Kitap okununca görülecektir ki, Kadın, hayvanlıktan insanlığa geçiş sürecinde erkeğe göre hem etkinlik hem de duygulanım bakımından daha ileri bir konumdadır. Kadın, son hayvanlık konağı olan Kapitalist Toplumdan gerçek insanlık konağı olan Sosyalizme geçişte de (tıpkı hayvanlık konağından insanlık konağına geçişte olduğu gibi) erkekten önde olmaya duygulanım ve eğilim olarak daha hazırdır. Nitekim Devrimler Tarihi incelendiğinde görülür ki, kadın devrimlerde çok daha kararlı, çok daha cesur ve çok daha fedakâr bir mücadele verir.

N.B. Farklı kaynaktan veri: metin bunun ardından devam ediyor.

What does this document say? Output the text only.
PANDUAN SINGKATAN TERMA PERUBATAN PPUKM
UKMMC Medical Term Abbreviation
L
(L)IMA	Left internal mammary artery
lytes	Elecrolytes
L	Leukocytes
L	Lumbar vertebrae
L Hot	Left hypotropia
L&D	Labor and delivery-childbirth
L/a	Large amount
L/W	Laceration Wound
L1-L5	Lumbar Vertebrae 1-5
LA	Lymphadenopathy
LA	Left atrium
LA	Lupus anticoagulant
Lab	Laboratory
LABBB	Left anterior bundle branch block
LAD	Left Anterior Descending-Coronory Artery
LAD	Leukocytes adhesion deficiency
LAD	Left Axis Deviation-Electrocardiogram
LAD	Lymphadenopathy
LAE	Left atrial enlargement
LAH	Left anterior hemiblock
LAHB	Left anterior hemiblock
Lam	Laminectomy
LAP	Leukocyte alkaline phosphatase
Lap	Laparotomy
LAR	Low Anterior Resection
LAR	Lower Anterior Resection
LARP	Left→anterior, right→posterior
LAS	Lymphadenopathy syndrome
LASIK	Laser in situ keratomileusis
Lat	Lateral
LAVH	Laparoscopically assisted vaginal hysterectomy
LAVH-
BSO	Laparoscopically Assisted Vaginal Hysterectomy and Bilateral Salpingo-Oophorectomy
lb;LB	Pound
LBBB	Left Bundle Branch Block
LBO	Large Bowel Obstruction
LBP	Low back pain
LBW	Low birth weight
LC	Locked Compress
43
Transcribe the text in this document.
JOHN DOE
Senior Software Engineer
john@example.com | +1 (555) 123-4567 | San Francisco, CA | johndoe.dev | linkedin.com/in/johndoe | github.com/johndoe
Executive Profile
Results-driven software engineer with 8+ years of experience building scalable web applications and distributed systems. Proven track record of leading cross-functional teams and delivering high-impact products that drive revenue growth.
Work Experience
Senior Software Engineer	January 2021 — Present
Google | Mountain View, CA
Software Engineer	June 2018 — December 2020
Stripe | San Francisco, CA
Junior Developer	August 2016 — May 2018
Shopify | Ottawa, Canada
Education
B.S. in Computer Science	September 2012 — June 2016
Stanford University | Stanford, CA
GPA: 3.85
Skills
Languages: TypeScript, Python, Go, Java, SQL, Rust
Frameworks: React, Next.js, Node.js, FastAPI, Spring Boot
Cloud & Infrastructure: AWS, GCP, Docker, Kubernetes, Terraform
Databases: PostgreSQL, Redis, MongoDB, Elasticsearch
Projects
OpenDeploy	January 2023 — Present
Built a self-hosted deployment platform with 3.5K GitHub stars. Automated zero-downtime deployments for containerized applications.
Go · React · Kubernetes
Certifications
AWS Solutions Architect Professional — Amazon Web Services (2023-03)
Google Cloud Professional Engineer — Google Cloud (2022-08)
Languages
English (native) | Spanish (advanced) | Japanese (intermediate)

Kadın Sorunu dediğimiz olgu, belki Kadın Sorunu olmaktan çok Erkek Sorunu’dur. Çünkü yukarıda da belirttiğimiz gibi, kadın gerçek insan olmaya erkekten çok daha yakındır. Erkek ise gerçek insan olmak için (hâlâ hayvancıl eğilimleri daha fazla taşıyan cinsiyet olarak) kadının kendisine uzatacağı ele muhtaçtır. Son hayvanlık konağından gerçek insanlık konağına geçiş sürecini başarıyla sonuçlandırabilmek için önce kadının gerçek anlamda özgürleşmesi sonra da erkeği gerçek insanlığa taşıması gerekmektedir.
Bu kadar ipucu ile yetinelim. Konunun bütünüyle kavranmasını kitaba bırakalım.